🏈 A 'take no prisoners' tweet on Texas and then piled on top of Sark.

My college football hierarchy goes like this:

Tier 1: Blueblood traditional powerhouses. Teams like Alabama, OU, Ohio State, Michigan, Notre Dame, Nebraska, USC, Texas, Penn State

Tier 2: Decent programs. UF, LSU, Clemson, Miami, FSU, Washington, UGA, Tennessee, Wisconsin, Iowa, Pittsburgh, Arkansas

Tier 3: Envious Littlemans. Auburn, Texas A&M, UCLA, Colorado, Michigan State, Texas Tech, Okie State, USCe, Every college in Mississippi

Tier 4: "Basket is our sport anyway" UK, UNC, Duke, Syracuse

Tier 5: "Yeah well, we care about academics more than anything". Northwestern, Vandy

Tier 6: Basement dwellers happy to win 9 games every once in a while.
 
My college football hierarchy goes like this:

Tier 1: Blueblood traditional powerhouses. Teams like Alabama, OU, Ohio State, Michigan, Notre Dame, Nebraska, USC, Texas, Penn State

Tier 2: Decent programs. UF, LSU, Clemson, Miami, FSU, Washington, UGA, Tennessee, Wisconsin, Iowa, Pittsburgh, Arkansas

Tier 3: Envious Littlemans. Auburn, Texas A&M, UCLA, Colorado, Michigan State, Texas Tech, Okie State, USCe, Every college in Mississippi

Tier 4: "Basket is our sport anyway" UK, UNC, Duke, Syracuse

Tier 5: "Yeah well, we care about academics more than anything". Northwestern, Vandy

Tier 6: Basement dwellers happy to win 9 games every once in a while.

Penn State a blueblood? Explain please

They don't have the hardware to back that up and should fall into the Tier 2 or Tier 3 in your example.
 
Penn State a blueblood? Explain please

They don't have the hardware to back that up and should fall into the Tier 2 or Tier 3 in your example.

They just barely make the cut in my list.
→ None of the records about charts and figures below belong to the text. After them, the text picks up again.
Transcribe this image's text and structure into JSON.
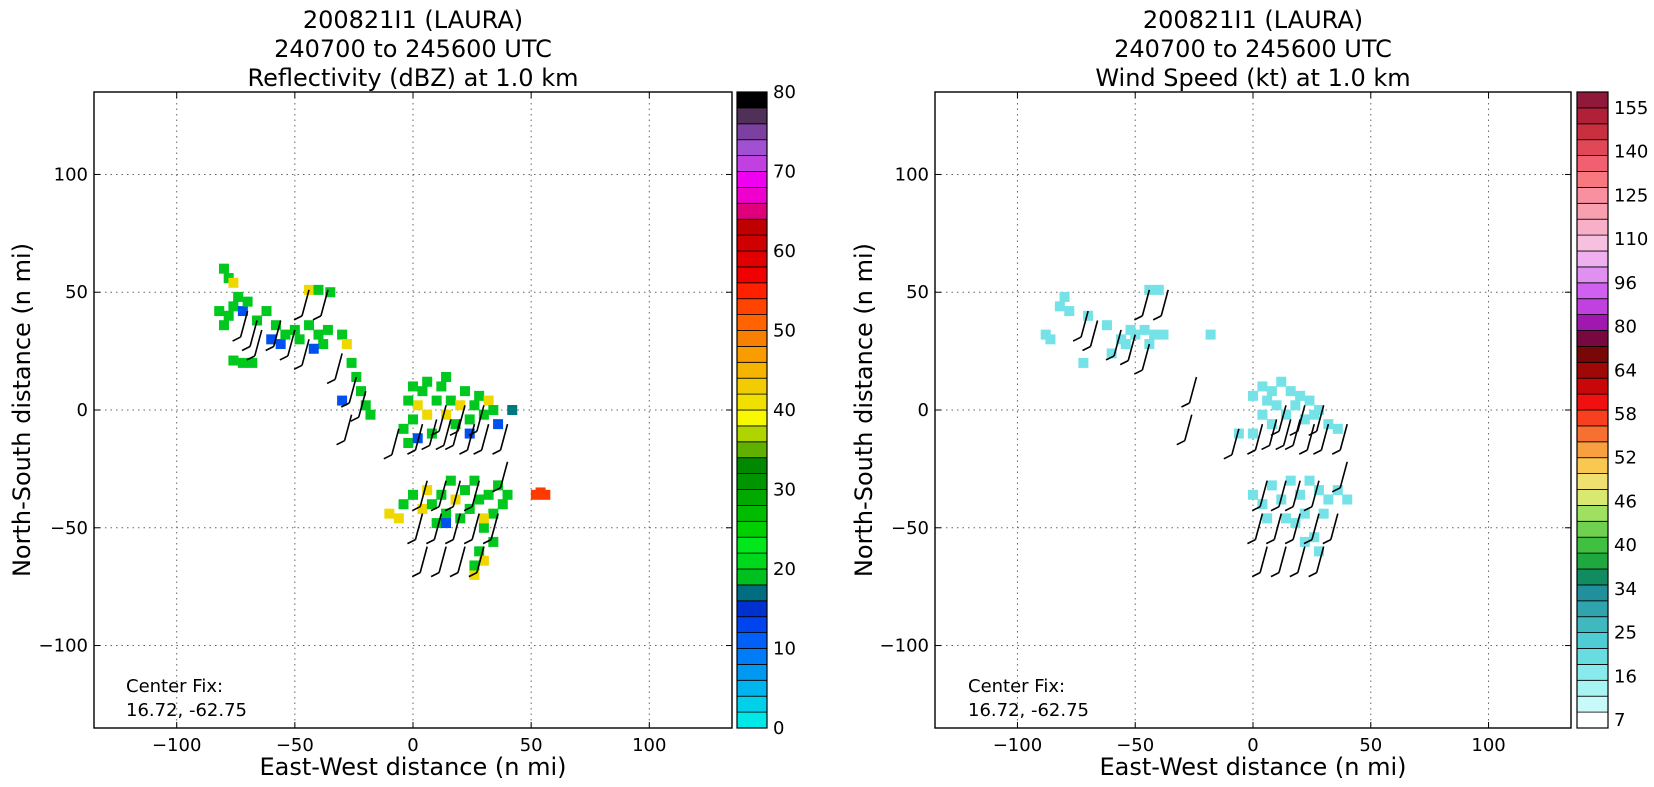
{
  "chart_data": [
    {
      "type": "heatmap",
      "title_lines": [
        "200821I1 (LAURA)",
        "240700 to 245600 UTC",
        "Reflectivity (dBZ) at 1.0 km"
      ],
      "xlabel": "East-West distance (n mi)",
      "ylabel": "North-South distance (n mi)",
      "xlim": [
        -135,
        135
      ],
      "ylim": [
        -135,
        135
      ],
      "xticks": [
        -100,
        -50,
        0,
        50,
        100
      ],
      "yticks": [
        -100,
        -50,
        0,
        50,
        100
      ],
      "xtick_labels": [
        "−100",
        "−50",
        "0",
        "50",
        "100"
      ],
      "ytick_labels": [
        "−100",
        "−50",
        "0",
        "50",
        "100"
      ],
      "grid": true,
      "annotation_lines": [
        "Center Fix:",
        "16.72, -62.75"
      ],
      "colorbar": {
        "min": 0,
        "max": 80,
        "ticks": [
          0,
          10,
          20,
          30,
          40,
          50,
          60,
          70,
          80
        ],
        "tick_labels": [
          "0",
          "10",
          "20",
          "30",
          "40",
          "50",
          "60",
          "70",
          "80"
        ],
        "colors": [
          "#00e8e8",
          "#00d0e8",
          "#00b4f0",
          "#0098f0",
          "#007cf8",
          "#0060f8",
          "#0044f0",
          "#0030d0",
          "#006e80",
          "#00c020",
          "#00d81c",
          "#00e81c",
          "#00d000",
          "#00bc00",
          "#00a800",
          "#009400",
          "#008800",
          "#60b000",
          "#b0d400",
          "#f8f800",
          "#f0e000",
          "#f0cc00",
          "#f4b400",
          "#f89c00",
          "#f88000",
          "#ff6400",
          "#ff4400",
          "#ff2000",
          "#f00000",
          "#e00000",
          "#d00000",
          "#c00000",
          "#e0007c",
          "#f000cc",
          "#f000f0",
          "#c040e0",
          "#a050d0",
          "#7c40a0",
          "#503058",
          "#000000"
        ]
      },
      "cells": [
        [
          -82,
          42,
          "g"
        ],
        [
          -78,
          40,
          "g"
        ],
        [
          -80,
          36,
          "g"
        ],
        [
          -76,
          44,
          "g"
        ],
        [
          -72,
          42,
          "b"
        ],
        [
          -70,
          46,
          "g"
        ],
        [
          -74,
          48,
          "g"
        ],
        [
          -78,
          56,
          "g"
        ],
        [
          -80,
          60,
          "g"
        ],
        [
          -76,
          54,
          "y"
        ],
        [
          -66,
          38,
          "g"
        ],
        [
          -62,
          42,
          "g"
        ],
        [
          -58,
          36,
          "g"
        ],
        [
          -60,
          30,
          "b"
        ],
        [
          -56,
          28,
          "b"
        ],
        [
          -54,
          32,
          "g"
        ],
        [
          -50,
          34,
          "g"
        ],
        [
          -48,
          30,
          "g"
        ],
        [
          -44,
          36,
          "g"
        ],
        [
          -40,
          32,
          "g"
        ],
        [
          -38,
          28,
          "g"
        ],
        [
          -42,
          26,
          "b"
        ],
        [
          -36,
          34,
          "g"
        ],
        [
          -30,
          32,
          "g"
        ],
        [
          -44,
          51,
          "y"
        ],
        [
          -40,
          51,
          "g"
        ],
        [
          -35,
          50,
          "g"
        ],
        [
          -28,
          28,
          "y"
        ],
        [
          -26,
          20,
          "g"
        ],
        [
          -24,
          14,
          "g"
        ],
        [
          -22,
          8,
          "g"
        ],
        [
          -20,
          2,
          "g"
        ],
        [
          -30,
          4,
          "b"
        ],
        [
          -18,
          -2,
          "g"
        ],
        [
          -72,
          20,
          "g"
        ],
        [
          -68,
          20,
          "g"
        ],
        [
          -76,
          21,
          "g"
        ],
        [
          -4,
          -8,
          "g"
        ],
        [
          -2,
          -14,
          "g"
        ],
        [
          0,
          -4,
          "g"
        ],
        [
          2,
          2,
          "y"
        ],
        [
          4,
          8,
          "g"
        ],
        [
          6,
          -2,
          "y"
        ],
        [
          8,
          -10,
          "g"
        ],
        [
          10,
          4,
          "g"
        ],
        [
          12,
          10,
          "g"
        ],
        [
          14,
          -2,
          "y"
        ],
        [
          16,
          4,
          "g"
        ],
        [
          18,
          -6,
          "g"
        ],
        [
          20,
          2,
          "y"
        ],
        [
          22,
          8,
          "g"
        ],
        [
          24,
          -4,
          "g"
        ],
        [
          26,
          2,
          "g"
        ],
        [
          28,
          6,
          "g"
        ],
        [
          30,
          -2,
          "g"
        ],
        [
          32,
          4,
          "y"
        ],
        [
          34,
          0,
          "g"
        ],
        [
          36,
          -6,
          "b"
        ],
        [
          24,
          -10,
          "b"
        ],
        [
          0,
          10,
          "g"
        ],
        [
          -2,
          4,
          "g"
        ],
        [
          6,
          12,
          "g"
        ],
        [
          14,
          14,
          "g"
        ],
        [
          2,
          -12,
          "b"
        ],
        [
          42,
          0,
          "t"
        ],
        [
          -10,
          -44,
          "y"
        ],
        [
          -6,
          -46,
          "y"
        ],
        [
          -4,
          -40,
          "g"
        ],
        [
          0,
          -36,
          "g"
        ],
        [
          4,
          -42,
          "y"
        ],
        [
          6,
          -34,
          "y"
        ],
        [
          8,
          -40,
          "g"
        ],
        [
          10,
          -48,
          "g"
        ],
        [
          12,
          -36,
          "g"
        ],
        [
          14,
          -44,
          "g"
        ],
        [
          16,
          -30,
          "g"
        ],
        [
          18,
          -38,
          "y"
        ],
        [
          20,
          -46,
          "g"
        ],
        [
          22,
          -34,
          "g"
        ],
        [
          24,
          -42,
          "g"
        ],
        [
          26,
          -30,
          "g"
        ],
        [
          28,
          -38,
          "g"
        ],
        [
          30,
          -50,
          "g"
        ],
        [
          32,
          -36,
          "g"
        ],
        [
          34,
          -44,
          "g"
        ],
        [
          36,
          -32,
          "g"
        ],
        [
          38,
          -40,
          "g"
        ],
        [
          40,
          -36,
          "g"
        ],
        [
          14,
          -48,
          "b"
        ],
        [
          30,
          -46,
          "y"
        ],
        [
          28,
          -60,
          "g"
        ],
        [
          30,
          -64,
          "y"
        ],
        [
          26,
          -70,
          "y"
        ],
        [
          26,
          -66,
          "g"
        ],
        [
          34,
          -56,
          "g"
        ],
        [
          54,
          -35,
          "r"
        ],
        [
          56,
          -36,
          "r"
        ],
        [
          52,
          -36,
          "r"
        ]
      ],
      "barbs": [
        [
          -70,
          42
        ],
        [
          -66,
          38
        ],
        [
          -64,
          34
        ],
        [
          -56,
          38
        ],
        [
          -50,
          34
        ],
        [
          -44,
          30
        ],
        [
          -44,
          51
        ],
        [
          -36,
          51
        ],
        [
          -30,
          24
        ],
        [
          -24,
          14
        ],
        [
          -20,
          8
        ],
        [
          -26,
          -2
        ],
        [
          -6,
          -8
        ],
        [
          4,
          -6
        ],
        [
          10,
          -4
        ],
        [
          16,
          -4
        ],
        [
          20,
          -4
        ],
        [
          26,
          -6
        ],
        [
          32,
          -6
        ],
        [
          40,
          -6
        ],
        [
          14,
          2
        ],
        [
          22,
          2
        ],
        [
          30,
          2
        ],
        [
          6,
          -30
        ],
        [
          14,
          -30
        ],
        [
          20,
          -30
        ],
        [
          28,
          -30
        ],
        [
          40,
          -22
        ],
        [
          4,
          -44
        ],
        [
          12,
          -44
        ],
        [
          20,
          -44
        ],
        [
          28,
          -44
        ],
        [
          36,
          -44
        ],
        [
          6,
          -58
        ],
        [
          14,
          -58
        ],
        [
          22,
          -58
        ],
        [
          30,
          -58
        ]
      ]
    },
    {
      "type": "heatmap",
      "title_lines": [
        "200821I1 (LAURA)",
        "240700 to 245600 UTC",
        "Wind Speed (kt) at 1.0 km"
      ],
      "xlabel": "East-West distance (n mi)",
      "ylabel": "North-South distance (n mi)",
      "xlim": [
        -135,
        135
      ],
      "ylim": [
        -135,
        135
      ],
      "xticks": [
        -100,
        -50,
        0,
        50,
        100
      ],
      "yticks": [
        -100,
        -50,
        0,
        50,
        100
      ],
      "xtick_labels": [
        "−100",
        "−50",
        "0",
        "50",
        "100"
      ],
      "ytick_labels": [
        "−100",
        "−50",
        "0",
        "50",
        "100"
      ],
      "grid": true,
      "annotation_lines": [
        "Center Fix:",
        "16.72, -62.75"
      ],
      "colorbar": {
        "tick_labels": [
          "7",
          "16",
          "25",
          "34",
          "40",
          "46",
          "52",
          "58",
          "64",
          "80",
          "96",
          "110",
          "125",
          "140",
          "155"
        ],
        "colors": [
          "#ffffff",
          "#c8fafa",
          "#a8f4f4",
          "#88eaec",
          "#68dce0",
          "#50ccd4",
          "#40b8c0",
          "#30a4ac",
          "#20909c",
          "#108c60",
          "#20a840",
          "#40c040",
          "#70d050",
          "#a0e060",
          "#d8e870",
          "#f0e070",
          "#f8c850",
          "#f8a040",
          "#f87030",
          "#f84020",
          "#f01010",
          "#c80808",
          "#a00808",
          "#780808",
          "#780840",
          "#a018b0",
          "#c040e0",
          "#d060f0",
          "#e090f0",
          "#f0b0f0",
          "#f8c0e0",
          "#f8b0c8",
          "#f8a0b0",
          "#f890a0",
          "#f87880",
          "#f06070",
          "#e04858",
          "#c83040",
          "#b02038",
          "#901838"
        ]
      },
      "cells": [
        [
          -82,
          44
        ],
        [
          -78,
          42
        ],
        [
          -80,
          48
        ],
        [
          -88,
          32
        ],
        [
          -86,
          30
        ],
        [
          -70,
          40
        ],
        [
          -62,
          36
        ],
        [
          -56,
          30
        ],
        [
          -50,
          32
        ],
        [
          -46,
          34
        ],
        [
          -42,
          32
        ],
        [
          -38,
          32
        ],
        [
          -44,
          28
        ],
        [
          -52,
          34
        ],
        [
          -54,
          28
        ],
        [
          -60,
          24
        ],
        [
          -44,
          51
        ],
        [
          -40,
          51
        ],
        [
          -72,
          20
        ],
        [
          -18,
          32
        ],
        [
          0,
          6
        ],
        [
          4,
          10
        ],
        [
          8,
          8
        ],
        [
          12,
          12
        ],
        [
          16,
          8
        ],
        [
          20,
          6
        ],
        [
          24,
          4
        ],
        [
          28,
          0
        ],
        [
          32,
          -6
        ],
        [
          36,
          -8
        ],
        [
          10,
          2
        ],
        [
          14,
          -2
        ],
        [
          18,
          2
        ],
        [
          22,
          -4
        ],
        [
          26,
          -2
        ],
        [
          4,
          -2
        ],
        [
          6,
          4
        ],
        [
          -6,
          -10
        ],
        [
          0,
          -10
        ],
        [
          8,
          -6
        ],
        [
          0,
          -36
        ],
        [
          4,
          -40
        ],
        [
          8,
          -32
        ],
        [
          12,
          -38
        ],
        [
          16,
          -30
        ],
        [
          20,
          -36
        ],
        [
          24,
          -30
        ],
        [
          28,
          -34
        ],
        [
          32,
          -38
        ],
        [
          36,
          -34
        ],
        [
          40,
          -38
        ],
        [
          6,
          -46
        ],
        [
          14,
          -46
        ],
        [
          22,
          -44
        ],
        [
          30,
          -44
        ],
        [
          26,
          -54
        ],
        [
          28,
          -60
        ],
        [
          22,
          -56
        ],
        [
          18,
          -48
        ]
      ],
      "barbs": [
        [
          -70,
          42
        ],
        [
          -66,
          38
        ],
        [
          -56,
          34
        ],
        [
          -50,
          32
        ],
        [
          -44,
          28
        ],
        [
          -44,
          51
        ],
        [
          -36,
          51
        ],
        [
          -24,
          14
        ],
        [
          -26,
          -2
        ],
        [
          -6,
          -8
        ],
        [
          4,
          -6
        ],
        [
          10,
          -4
        ],
        [
          16,
          -4
        ],
        [
          20,
          -4
        ],
        [
          26,
          -6
        ],
        [
          32,
          -6
        ],
        [
          40,
          -6
        ],
        [
          14,
          2
        ],
        [
          22,
          2
        ],
        [
          30,
          2
        ],
        [
          6,
          -30
        ],
        [
          14,
          -30
        ],
        [
          20,
          -30
        ],
        [
          28,
          -30
        ],
        [
          40,
          -22
        ],
        [
          4,
          -44
        ],
        [
          12,
          -44
        ],
        [
          20,
          -44
        ],
        [
          28,
          -44
        ],
        [
          36,
          -44
        ],
        [
          6,
          -58
        ],
        [
          14,
          -58
        ],
        [
          22,
          -58
        ],
        [
          30,
          -58
        ]
      ]
    }
  ]
}
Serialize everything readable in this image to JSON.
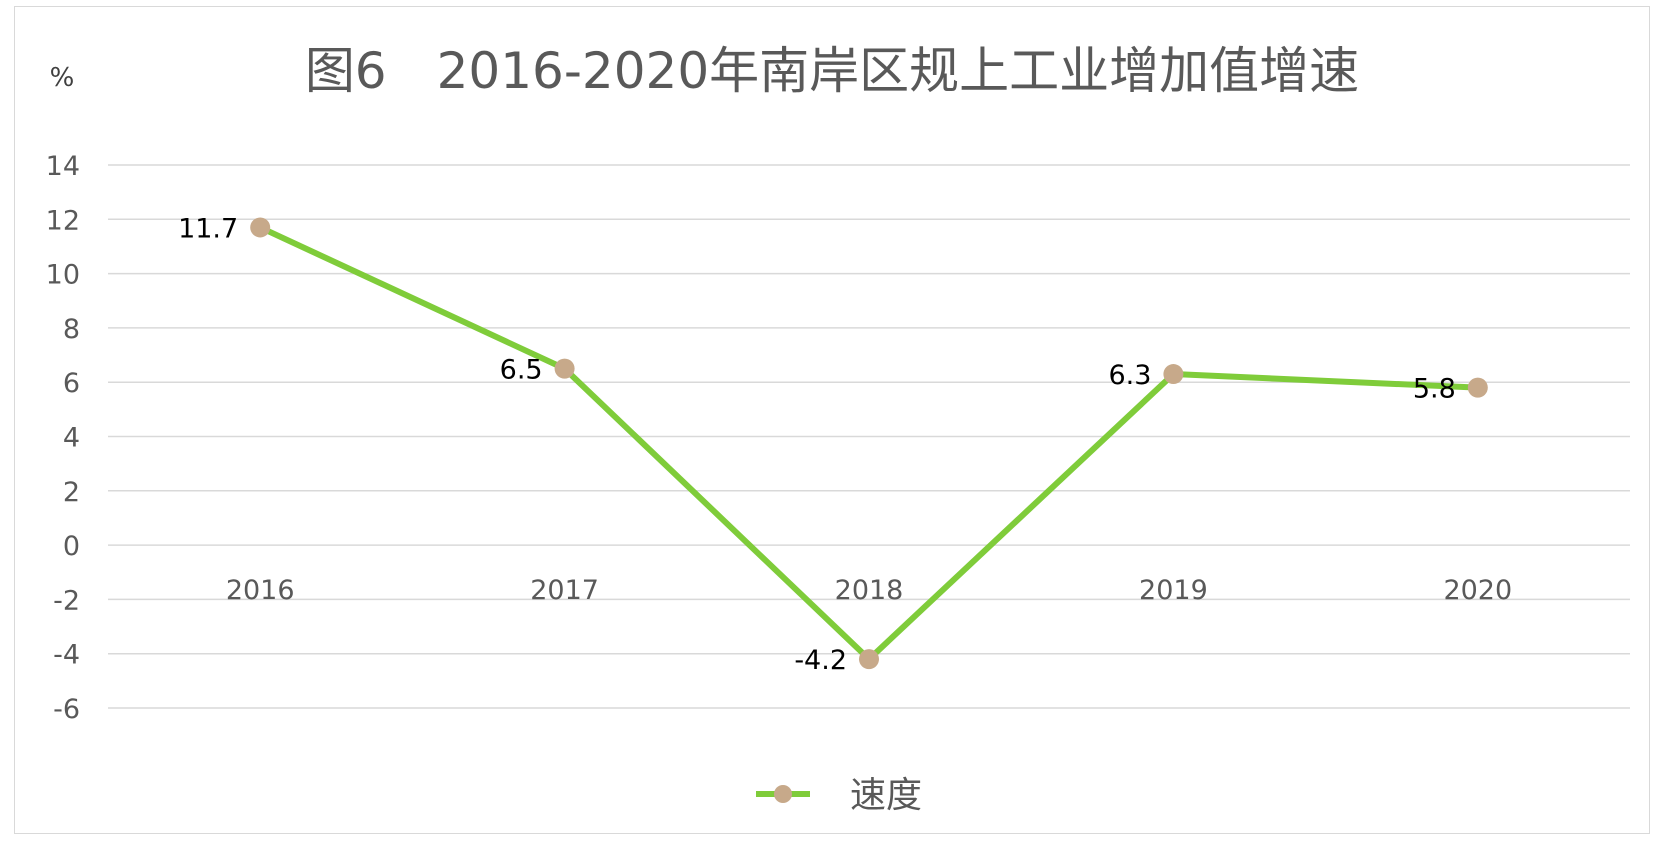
{
  "chart_data": {
    "type": "line",
    "title": "图6　2016-2020年南岸区规上工业增加值增速",
    "unit_label": "%",
    "categories": [
      "2016",
      "2017",
      "2018",
      "2019",
      "2020"
    ],
    "series": [
      {
        "name": "速度",
        "values": [
          11.7,
          6.5,
          -4.2,
          6.3,
          5.8
        ],
        "data_labels": [
          "11.7",
          "6.5",
          "-4.2",
          "6.3",
          "5.8"
        ]
      }
    ],
    "y_ticks": [
      "14",
      "12",
      "10",
      "8",
      "6",
      "4",
      "2",
      "0",
      "-2",
      "-4",
      "-6"
    ],
    "ylim": [
      -6,
      14
    ],
    "grid": true,
    "legend_position": "bottom",
    "colors": {
      "line": "#7fcc3a",
      "marker": "#c7a98a",
      "grid": "#d9d9d9"
    }
  }
}
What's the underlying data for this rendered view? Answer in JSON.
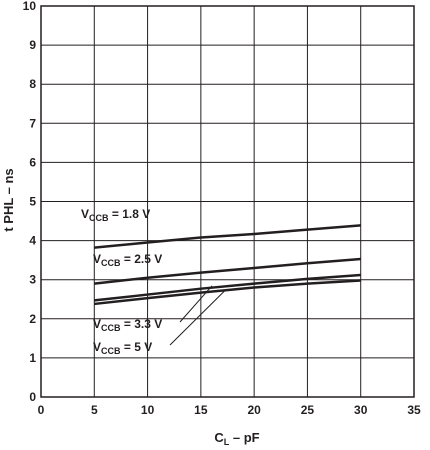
{
  "chart_data": {
    "type": "line",
    "xlabel": {
      "main": "C",
      "sub": "L",
      "rest": " – pF"
    },
    "ylabel": "t PHL – ns",
    "xlim": [
      0,
      35
    ],
    "ylim": [
      0,
      10
    ],
    "x_ticks": [
      0,
      5,
      10,
      15,
      20,
      25,
      30,
      35
    ],
    "y_ticks": [
      0,
      1,
      2,
      3,
      4,
      5,
      6,
      7,
      8,
      9,
      10
    ],
    "grid": true,
    "series": [
      {
        "name": "V CCB = 1.8 V",
        "label_main": "V",
        "label_sub": "CCB",
        "label_rest": " = 1.8 V",
        "x": [
          5,
          10,
          15,
          20,
          25,
          30
        ],
        "y": [
          3.82,
          3.95,
          4.08,
          4.17,
          4.28,
          4.39
        ]
      },
      {
        "name": "V CCB = 2.5 V",
        "label_main": "V",
        "label_sub": "CCB",
        "label_rest": " = 2.5 V",
        "x": [
          5,
          10,
          15,
          20,
          25,
          30
        ],
        "y": [
          2.9,
          3.05,
          3.18,
          3.3,
          3.42,
          3.53
        ]
      },
      {
        "name": "V CCB = 3.3 V",
        "label_main": "V",
        "label_sub": "CCB",
        "label_rest": " = 3.3 V",
        "x": [
          5,
          10,
          15,
          20,
          25,
          30
        ],
        "y": [
          2.47,
          2.62,
          2.77,
          2.9,
          3.02,
          3.12
        ]
      },
      {
        "name": "V CCB = 5 V",
        "label_main": "V",
        "label_sub": "CCB",
        "label_rest": " = 5 V",
        "x": [
          5,
          10,
          15,
          20,
          25,
          30
        ],
        "y": [
          2.38,
          2.53,
          2.67,
          2.8,
          2.9,
          2.98
        ]
      }
    ],
    "line_color": "#231f20",
    "grid_color": "#231f20"
  }
}
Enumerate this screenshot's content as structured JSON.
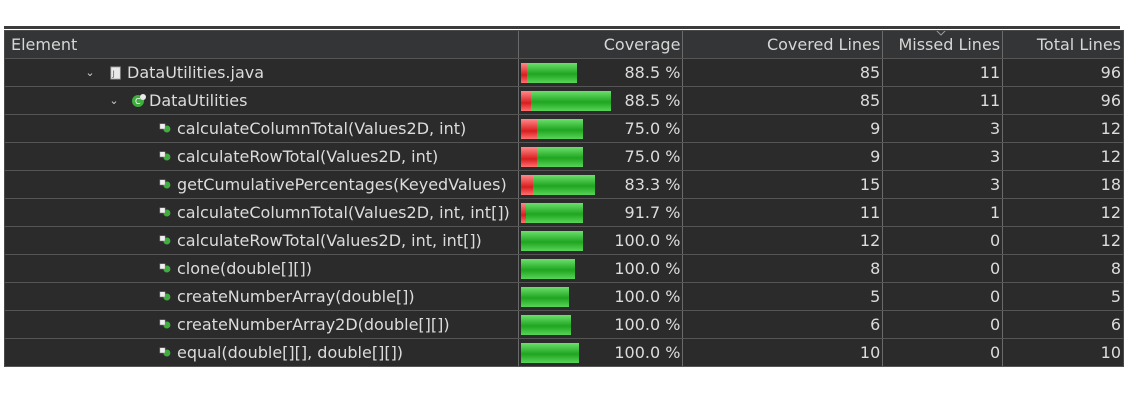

I have to say that I am more inclined to agree with your input. Penn State is more of a UGA type of team. Both teams are consistently good for the most part, but they lack the hardware to back up their success. I give them a pass because they've been fairly consistently decent since the 1960s and had multiple undefeated seasons throughout the late 60s and into the mid 90s.
 
I was going to say this when people said earlier that they don't consider recent results as a precursor to being a blue blood. Well Yale and Princeton definitely in that group.
I'll be honest, I find it amazing that those Ivy League schools can even find enough masculine males to even field a football team. At my university in Florida, I see freaks of all sorts wandering the campus. I can only imagine how much worse it is at a place like Harvard or Yale.
 
I'd argue we'd be in the same spot if it wasn't for Coach Moore going after CNS.

Can't take away our past, can't take away their past. Which is why they're a blueblood.
Yep...cant disagree ...i guess...overhyped blueblood though

And i dont know anybody could have done what nick has done....
But allcoaches after Bear still had some success....((cept 1 that never got to coach a real game)....so i think bama would have been off n on up there..
 
Texas proves you can't live on name alone.

Funny because I remember reading the article in Texas Monthly about Deloss Dodds (AD at Texas at the time). I posted it here back in 2008, its a great read, Come Early. Be Loud. Cash In.

If you think back to their trajectory at the time, basketball, baseball, football were on fire at the same time. And it eventually stopped.

Deloss was ahead of his time, he's been greatly missed in Austin.

But this also tells the story that you have to keep adapting to the ever changing landscape. This is true in every business and even more critical now than in years past.

Texas, like Texas A&M could be a very hard program to compete against given the right leadership and vision. They have arguably the deepest pockets in college athletics.